Arje purred quietly, nudging me in the back. I ran my fingers through his feathers. “Yeah, let’s go in,” I said, crawling awkwardly onto his back while still holding my owlets and Talvi. He started heading towards my Keep, but I turned him away. “I can’t stay there tonight, Arje,” I whispered. He turned immediately, following the trailing magi heading into the castle.
The castle looked dark and dank around me, the stone walls seeming foreboding for the first time. I had vague ideas about going to the Great Hall, though staying in close proximity to a lot of people who probably still hated me because of Arje was not an appealing idea.
I was thrilled to hear that voice. Brindle came running toward me, two farirs and an ariessa lamb trailing after her. Brindle was much younger than me – 12 to my 17 – but she was one of my few friends in the castle. She skidded to a stop in front of me. “Hi,” She said breathlessly. “Were you headed for the Hall?”

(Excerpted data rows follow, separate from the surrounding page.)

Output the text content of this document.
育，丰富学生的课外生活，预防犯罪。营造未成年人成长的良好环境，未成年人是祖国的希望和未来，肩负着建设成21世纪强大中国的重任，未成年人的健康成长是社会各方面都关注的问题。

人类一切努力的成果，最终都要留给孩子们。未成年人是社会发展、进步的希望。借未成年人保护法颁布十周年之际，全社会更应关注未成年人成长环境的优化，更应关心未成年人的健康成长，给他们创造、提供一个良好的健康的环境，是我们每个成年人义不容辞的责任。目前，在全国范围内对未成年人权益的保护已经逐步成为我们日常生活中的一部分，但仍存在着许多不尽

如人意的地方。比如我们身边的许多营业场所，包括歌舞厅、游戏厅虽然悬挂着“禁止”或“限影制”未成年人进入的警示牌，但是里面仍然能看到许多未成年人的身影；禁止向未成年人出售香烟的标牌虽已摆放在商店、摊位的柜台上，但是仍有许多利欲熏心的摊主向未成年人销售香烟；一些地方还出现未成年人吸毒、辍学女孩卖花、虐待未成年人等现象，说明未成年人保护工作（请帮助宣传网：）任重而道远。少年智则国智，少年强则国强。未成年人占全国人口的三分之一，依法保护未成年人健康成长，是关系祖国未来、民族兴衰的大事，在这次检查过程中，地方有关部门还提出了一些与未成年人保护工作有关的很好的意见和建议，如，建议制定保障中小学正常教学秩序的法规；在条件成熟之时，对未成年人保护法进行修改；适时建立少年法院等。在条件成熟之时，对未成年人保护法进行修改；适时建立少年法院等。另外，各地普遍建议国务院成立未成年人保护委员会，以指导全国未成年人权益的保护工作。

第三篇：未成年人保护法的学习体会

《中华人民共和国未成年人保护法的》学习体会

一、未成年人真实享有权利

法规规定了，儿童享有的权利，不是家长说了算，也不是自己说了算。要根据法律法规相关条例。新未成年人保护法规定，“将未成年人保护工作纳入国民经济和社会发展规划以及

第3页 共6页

I nodded without much enthusiasm. She shook her head. “My Keep was… mostly unscathed,” She said. She tried to say it calmly, but her voice cracked. “A few of my friends are staying in there instead of the hall. You can too, if you want. Arje’ll fit.”
A small smile broke out as I realized I didn’t have to spend the night with a bunch of hateful magi. “Thank you, Brindle,” I said gratefully as she led the way to her Keep. As we rounded the corner, I heard a voice I recognized as Master Belmos’s. “No, and that’s my final answer,” He said sternly. I peeked and saw him staring up at Sorras, who was looking absolutely livid. “And the Keep’s protective spells have been reset, so don’t think of trying to sneak out again. Remy is perfectly capable of tending to one Nandi.”

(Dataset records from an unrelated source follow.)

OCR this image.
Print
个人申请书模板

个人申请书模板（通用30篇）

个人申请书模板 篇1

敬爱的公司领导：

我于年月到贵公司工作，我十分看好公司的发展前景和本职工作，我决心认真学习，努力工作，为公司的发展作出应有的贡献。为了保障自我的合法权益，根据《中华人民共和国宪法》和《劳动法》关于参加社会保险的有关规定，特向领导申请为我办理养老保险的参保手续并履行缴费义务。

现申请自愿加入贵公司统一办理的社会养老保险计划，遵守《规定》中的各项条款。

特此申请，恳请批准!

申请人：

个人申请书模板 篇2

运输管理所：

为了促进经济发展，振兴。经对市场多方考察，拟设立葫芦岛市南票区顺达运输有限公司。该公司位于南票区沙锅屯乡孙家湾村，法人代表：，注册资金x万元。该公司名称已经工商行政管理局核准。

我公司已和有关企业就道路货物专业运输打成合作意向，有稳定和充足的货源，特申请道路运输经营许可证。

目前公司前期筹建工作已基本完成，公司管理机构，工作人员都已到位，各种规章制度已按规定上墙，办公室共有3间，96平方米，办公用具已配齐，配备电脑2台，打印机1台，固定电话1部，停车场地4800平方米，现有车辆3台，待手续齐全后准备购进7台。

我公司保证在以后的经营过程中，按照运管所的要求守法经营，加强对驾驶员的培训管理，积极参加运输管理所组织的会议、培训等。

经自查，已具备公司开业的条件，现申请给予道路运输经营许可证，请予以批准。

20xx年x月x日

“That bearded drunk can hardly take care of his customers, much less Kanthos!” Sorras nearly shouted. “I can’t just leave him there!”

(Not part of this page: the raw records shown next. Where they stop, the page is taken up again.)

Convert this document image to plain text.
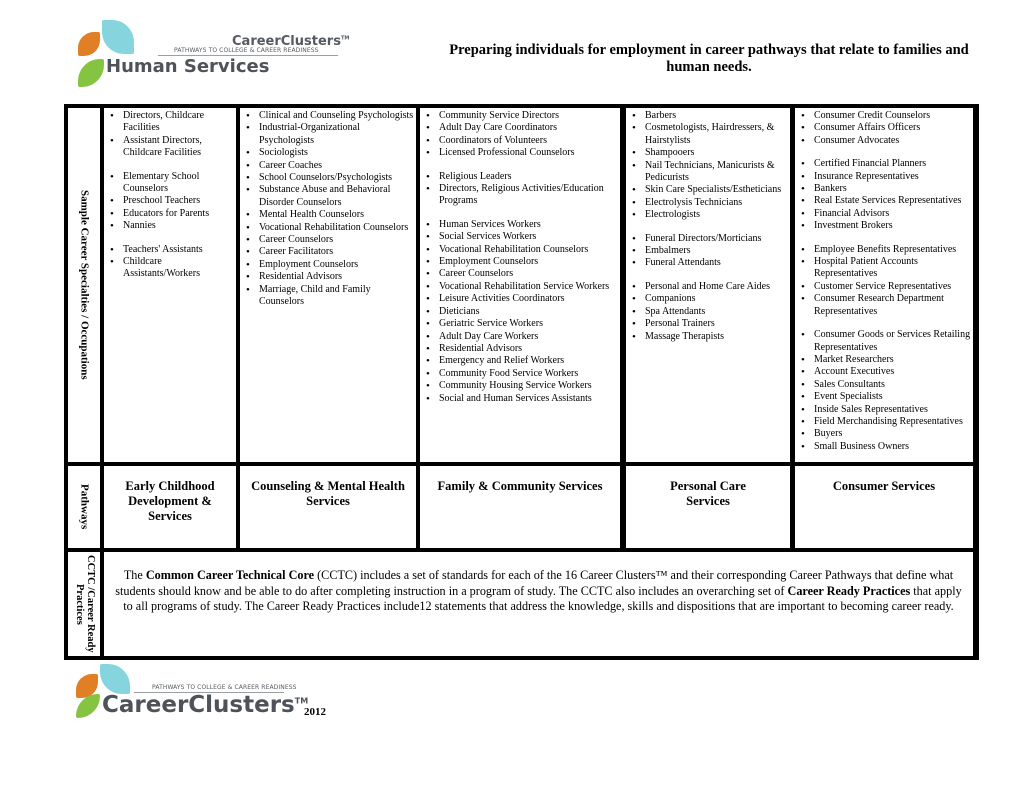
CareerClusters™
PATHWAYS TO COLLEGE & CAREER READINESS
Human Services
Preparing individuals for employment in career pathways that relate to families and human needs.
Sample Career Specialties / Occupations
Pathways
CCTC /Career Ready Practices
• Directors, Childcare Facilities
• Assistant Directors, Childcare Facilities
• Elementary School Counselors
• Preschool Teachers
• Educators for Parents
• Nannies
• Teachers' Assistants
• Childcare Assistants/Workers
• Clinical and Counseling Psychologists
• Industrial-Organizational Psychologists
• Sociologists
• Career Coaches
• School Counselors/Psychologists
• Substance Abuse and Behavioral Disorder Counselors
• Mental Health Counselors
• Vocational Rehabilitation Counselors
• Career Counselors
• Career Facilitators
• Employment Counselors
• Residential Advisors
• Marriage, Child and Family Counselors
• Community Service Directors
• Adult Day Care Coordinators
• Coordinators of Volunteers
• Licensed Professional Counselors
• Religious Leaders
• Directors, Religious Activities/Education Programs
• Human Services Workers
• Social Services Workers
• Vocational Rehabilitation Counselors
• Employment Counselors
• Career Counselors
• Vocational Rehabilitation Service Workers
• Leisure Activities Coordinators
• Dieticians
• Geriatric Service Workers
• Adult Day Care Workers
• Residential Advisors
• Emergency and Relief Workers
• Community Food Service Workers
• Community Housing Service Workers
• Social and Human Services Assistants
• Barbers
• Cosmetologists, Hairdressers, & Hairstylists
• Shampooers
• Nail Technicians, Manicurists & Pedicurists
• Skin Care Specialists/Estheticians
• Electrolysis Technicians
• Electrologists
• Funeral Directors/Morticians
• Embalmers
• Funeral Attendants
• Personal and Home Care Aides
• Companions
• Spa Attendants
• Personal Trainers
• Massage Therapists
• Consumer Credit Counselors
• Consumer Affairs Officers
• Consumer Advocates
• Certified Financial Planners
• Insurance Representatives
• Bankers
• Real Estate Services Representatives
• Financial Advisors
• Investment Brokers
• Employee Benefits Representatives
• Hospital Patient Accounts Representatives
• Customer Service Representatives
• Consumer Research Department Representatives
• Consumer Goods or Services Retailing Representatives
• Market Researchers
• Account Executives
• Sales Consultants
• Event Specialists
• Inside Sales Representatives
• Field Merchandising Representatives
• Buyers
• Small Business Owners
Early Childhood Development & Services
Counseling & Mental Health Services
Family & Community Services	Personal Care Services
Consumer Services
The Common Career Technical Core (CCTC) includes a set of standards for each of the 16 Career Clusters™ and their corresponding Career Pathways that define what students should know and be able to do after completing instruction in a program of study. The CCTC also includes an overarching set of Career Ready Practices that apply to all programs of study. The Career Ready Practices include12 statements that address the knowledge, skills and dispositions that are important to becoming career ready.
PATHWAYS TO COLLEGE & CAREER READINESS
CareerClusters™
2012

“You can, and you will.” Master Belmos’s words rang with authority. “You –“
But then Brindle tugged on my arm, dragging me away before I could hear anymore. I followed Brindle blindly, filled with guilt. I was the one who had told him to leave Kanthos in the first place! I truly didn’t believe any harm would come to him, but still. Sorras rarely got upset – ever. To have him yelling at Master Belmos…?
But there was no more time to think of it. Brindle let me and Arje into her keep, and I had my own situation to think about. She was an Earth magi, and plants abounded within the fairly small room. The Ariessa curled next to Brindle immediately, while the Farir floated gently through the air. She had no fire creatures, apparently, for her plants seemed healthy and well aside from one small singe mark by the door. It looked like heaven compared to my desolate Keep.
I looked at the four other girls within the room. Two I only knew by sight, but I was happy to see both Ylana and June sitting across from me. I set my bundle down at last, letting my owlets, kiwis, and Talvi free. They moved around in a little flock, only finally dispersing when Brindle started passing out blankets. We spoke very little – there was nothing to say, no words that could possibly make any of us feel better. I retreated to a corner and leaned against Arje, pulling my borrowed blanket around me. Two of my owlets returned to me, one of them bringing a winged cat along. The rest of the owlets had settled down with the other girls. I let them be, hoping they’d provide a little bit of solace. Talvi curled close, and Talon fluttered down next to him. I closed my eyes, trying hard not to think about the morning while I hoped against hope it had all been a terrible dream.